Here's a search with the default slop params (should return 0 rows from ptwiki):

echo \"canta Freewheelin Bob Dylan\" | ssh elasticsearch-tests.eqiad.wmflabs cd /srv/mediawiki-vagrant/ '&&' mwvagrant ssh --  mwscript extensions/CirrusSearch/maintenance/runSearch.php --baseName ptwiki --options \$$'\047'\\047$'\047'\$$'\047'\\173$'\047'\$$'\047'\\042$'\047'wgCirrusSearchPhraseSlop\$$'\047'\\042$'\047':\$$'\047'\\173$'\047'\$$'\047'\\042$'\047'precise\$$'\047'\\042$'\047':0, \$$'\047'\\042$'\047'default\$$'\047'\\042$'\047':0, \$$'\047'\\042$'\047'boost\$$'\047'\\042$'\047':1\$$'\047'\\175$'\047'\$$'\047'\\175$'\047'\$$'\047'\\047$'\047'

And if you want to increase the slop to 1 for quoted strings (note the :0 a little ways after precise—we'll change that to 1) and this should return 1 row from ptwiki:

echo \"canta Freewheelin Bob Dylan\" | ssh elasticsearch-tests.eqiad.wmflabs cd /srv/mediawiki-vagrant/ '&&' mwvagrant ssh --  mwscript extensions/CirrusSearch/maintenance/runSearch.php --baseName ptwiki --options \$$'\047'\\047$'\047'\$$'\047'\\173$'\047'\$$'\047'\\042$'\047'wgCirrusSearchPhraseSlop\$$'\047'\\042$'\047':\$$'\047'\\173$'\047'\$$'\047'\\042$'\047'precise\$$'\047'\\042$'\047':1, \$$'\047'\\042$'\047'default\$$'\047'\\042$'\047':0, \$$'\047'\\042$'\047'boost\$$'\047'\\042$'\047':1\$$'\047'\\175$'\047'\$$'\047'\\175$'\047'\$$'\047'\\047$'\047'

And to get more rows, up precise to 10000 (3 rows):

echo \"canta Freewheelin Bob Dylan\" | ssh elasticsearch-tests.eqiad.wmflabs cd /srv/mediawiki-vagrant/ '&&' mwvagrant ssh --  mwscript extensions/CirrusSearch/maintenance/runSearch.php --baseName ptwiki --options \$$'\047'\\047$'\047'\$$'\047'\\173$'\047'\$$'\047'\\042$'\047'wgCirrusSearchPhraseSlop\$$'\047'\\042$'\047':\$$'\047'\\173$'\047'\$$'\047'\\042$'\047'precise\$$'\047'\\042$'\047':10000, \$$'\047'\\042$'\047'default\$$'\047'\\042$'\047':0, \$$'\047'\\042$'\047'boost\$$'\047'\\042$'\047':1\$$'\047'\\175$'\047'\$$'\047'\\175$'\047'\$$'\047'\\047$'\047'

Ok, here is a better way to run the tests. I've shut down elasticsearch-tests along with some unused servers and booted two of the current XL instances into a cluster. These instances are estest1001 and estest1002. They use the production puppet roles and only have ES, no mediawiki.
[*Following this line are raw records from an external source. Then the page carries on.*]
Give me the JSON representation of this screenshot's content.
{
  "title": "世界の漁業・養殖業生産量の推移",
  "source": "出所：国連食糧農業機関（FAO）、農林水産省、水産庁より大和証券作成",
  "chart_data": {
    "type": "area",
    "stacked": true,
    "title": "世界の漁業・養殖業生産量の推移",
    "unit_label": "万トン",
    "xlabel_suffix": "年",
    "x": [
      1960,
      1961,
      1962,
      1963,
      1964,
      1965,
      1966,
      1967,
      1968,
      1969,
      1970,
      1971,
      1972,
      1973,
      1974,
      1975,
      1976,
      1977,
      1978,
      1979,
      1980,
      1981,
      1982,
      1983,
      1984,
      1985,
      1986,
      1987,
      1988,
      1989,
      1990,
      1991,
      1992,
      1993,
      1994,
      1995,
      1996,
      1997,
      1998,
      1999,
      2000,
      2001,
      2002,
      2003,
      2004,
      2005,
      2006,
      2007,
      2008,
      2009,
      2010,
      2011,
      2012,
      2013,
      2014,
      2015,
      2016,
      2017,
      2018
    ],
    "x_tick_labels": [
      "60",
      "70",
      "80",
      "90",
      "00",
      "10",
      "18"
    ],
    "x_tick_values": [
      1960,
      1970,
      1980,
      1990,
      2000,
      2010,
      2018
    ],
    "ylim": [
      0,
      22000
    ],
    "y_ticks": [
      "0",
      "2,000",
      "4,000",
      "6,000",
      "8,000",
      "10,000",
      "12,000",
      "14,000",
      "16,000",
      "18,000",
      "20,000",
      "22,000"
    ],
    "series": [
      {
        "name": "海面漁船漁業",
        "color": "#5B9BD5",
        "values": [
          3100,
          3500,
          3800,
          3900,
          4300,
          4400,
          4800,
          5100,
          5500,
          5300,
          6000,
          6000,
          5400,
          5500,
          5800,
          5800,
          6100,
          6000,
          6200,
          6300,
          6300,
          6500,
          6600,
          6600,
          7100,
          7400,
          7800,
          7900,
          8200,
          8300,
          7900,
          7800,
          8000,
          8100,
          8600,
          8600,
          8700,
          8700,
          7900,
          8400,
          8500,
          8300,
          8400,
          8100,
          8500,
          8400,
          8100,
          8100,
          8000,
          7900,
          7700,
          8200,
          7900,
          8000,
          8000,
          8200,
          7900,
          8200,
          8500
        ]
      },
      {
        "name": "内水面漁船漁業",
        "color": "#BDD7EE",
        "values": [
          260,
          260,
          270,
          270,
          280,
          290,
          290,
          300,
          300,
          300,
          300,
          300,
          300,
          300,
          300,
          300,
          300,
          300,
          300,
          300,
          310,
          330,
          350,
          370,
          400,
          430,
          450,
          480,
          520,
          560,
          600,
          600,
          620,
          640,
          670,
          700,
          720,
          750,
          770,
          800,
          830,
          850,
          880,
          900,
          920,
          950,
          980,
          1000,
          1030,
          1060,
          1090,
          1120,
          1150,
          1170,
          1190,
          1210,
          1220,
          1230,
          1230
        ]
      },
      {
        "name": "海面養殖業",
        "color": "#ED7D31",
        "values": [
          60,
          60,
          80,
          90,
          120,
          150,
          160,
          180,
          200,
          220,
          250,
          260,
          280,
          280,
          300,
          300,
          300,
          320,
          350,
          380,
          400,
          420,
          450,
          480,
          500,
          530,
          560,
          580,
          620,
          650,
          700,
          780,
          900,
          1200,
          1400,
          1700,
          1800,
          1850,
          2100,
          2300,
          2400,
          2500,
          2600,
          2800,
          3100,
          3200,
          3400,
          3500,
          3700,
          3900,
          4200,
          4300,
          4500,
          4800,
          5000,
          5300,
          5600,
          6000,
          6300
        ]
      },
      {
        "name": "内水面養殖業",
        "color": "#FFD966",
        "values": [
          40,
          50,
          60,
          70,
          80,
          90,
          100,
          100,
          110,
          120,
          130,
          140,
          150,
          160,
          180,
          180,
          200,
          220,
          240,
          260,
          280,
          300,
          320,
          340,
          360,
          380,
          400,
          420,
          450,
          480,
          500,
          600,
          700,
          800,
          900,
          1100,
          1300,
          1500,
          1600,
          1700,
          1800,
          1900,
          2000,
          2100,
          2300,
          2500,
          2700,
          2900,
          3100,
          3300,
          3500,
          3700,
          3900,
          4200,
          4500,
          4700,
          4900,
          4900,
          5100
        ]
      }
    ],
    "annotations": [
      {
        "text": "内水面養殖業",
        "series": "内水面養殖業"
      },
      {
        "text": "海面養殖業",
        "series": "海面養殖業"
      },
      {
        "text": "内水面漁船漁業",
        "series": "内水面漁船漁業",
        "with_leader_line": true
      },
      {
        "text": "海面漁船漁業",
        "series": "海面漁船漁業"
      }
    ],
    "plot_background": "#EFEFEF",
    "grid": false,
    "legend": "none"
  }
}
The cirrus-browser-bot instance is pointed at this cluster and can be used for all actions.

That should increase memory and disk availability. But its still some funky escaping to connect. instead lets set up some port forwarding and do all the php processing locally:

Set up a port forward from your local machine port 9201 to 9200 on estest1001. This wont login and will just sit in the background.

ssh estest1001.eqiad.wmflabs -L 9201:localhost:9200 -N &

On your local machine shutdown elasticsearch inside vagrant:

vagrant ssh sudo service elasticsearch stop

Then port forward 9201 into 9200 inside vagrant along with opening a shell:

vagrant ssh -- -R 9200:localhost:9201

Once inside the vagrant session this will run three queries against the elasticsearch-tests machine:

echo '
foo
bar
baz ' | mwscript extensions/CirrusSearch/maintenance/runSearch.php --baseName=ptwiki

For reference, I had to run this

$ vagrant ssh -- sudo service elasticsearch stop

And single quotes still have to be escaped ridiculously (though much less than before!) ' --> '"'"':

$ echo '"Freewheelin'"'"' Bob Dylan"' | mwscript extensions/CirrusSearch/maintenance/runSearch.php --baseName=ptwiki
{"query":"\"Freewheelin' Bob Dylan\"","rows":10,"hits":76}

i.e., close the open single quote, start a new double quote, put the single quote you want in there, close the double, and open a new single to continue what you were doing before... perfectly logical!

But most of all, it is blazing fast in comparison. Thanks!!!

you can avoid the echo just by catting a file in:

mwscript extensions/CirrusSearch/maintenanace/runSearch.php --baseName=ptwiki < /path/to/list/of/searches

glad this is working better. Probably not even worth it to try the 4x larger enwiki_content though

Dang it... I tried that at early on and it didn't seem to work... but it does now, so some other wrinkle must've been ironed out. Thanks!

Probably not even worth it to try the 4x larger enwiki_content though

Aww... but it would be really, really swell.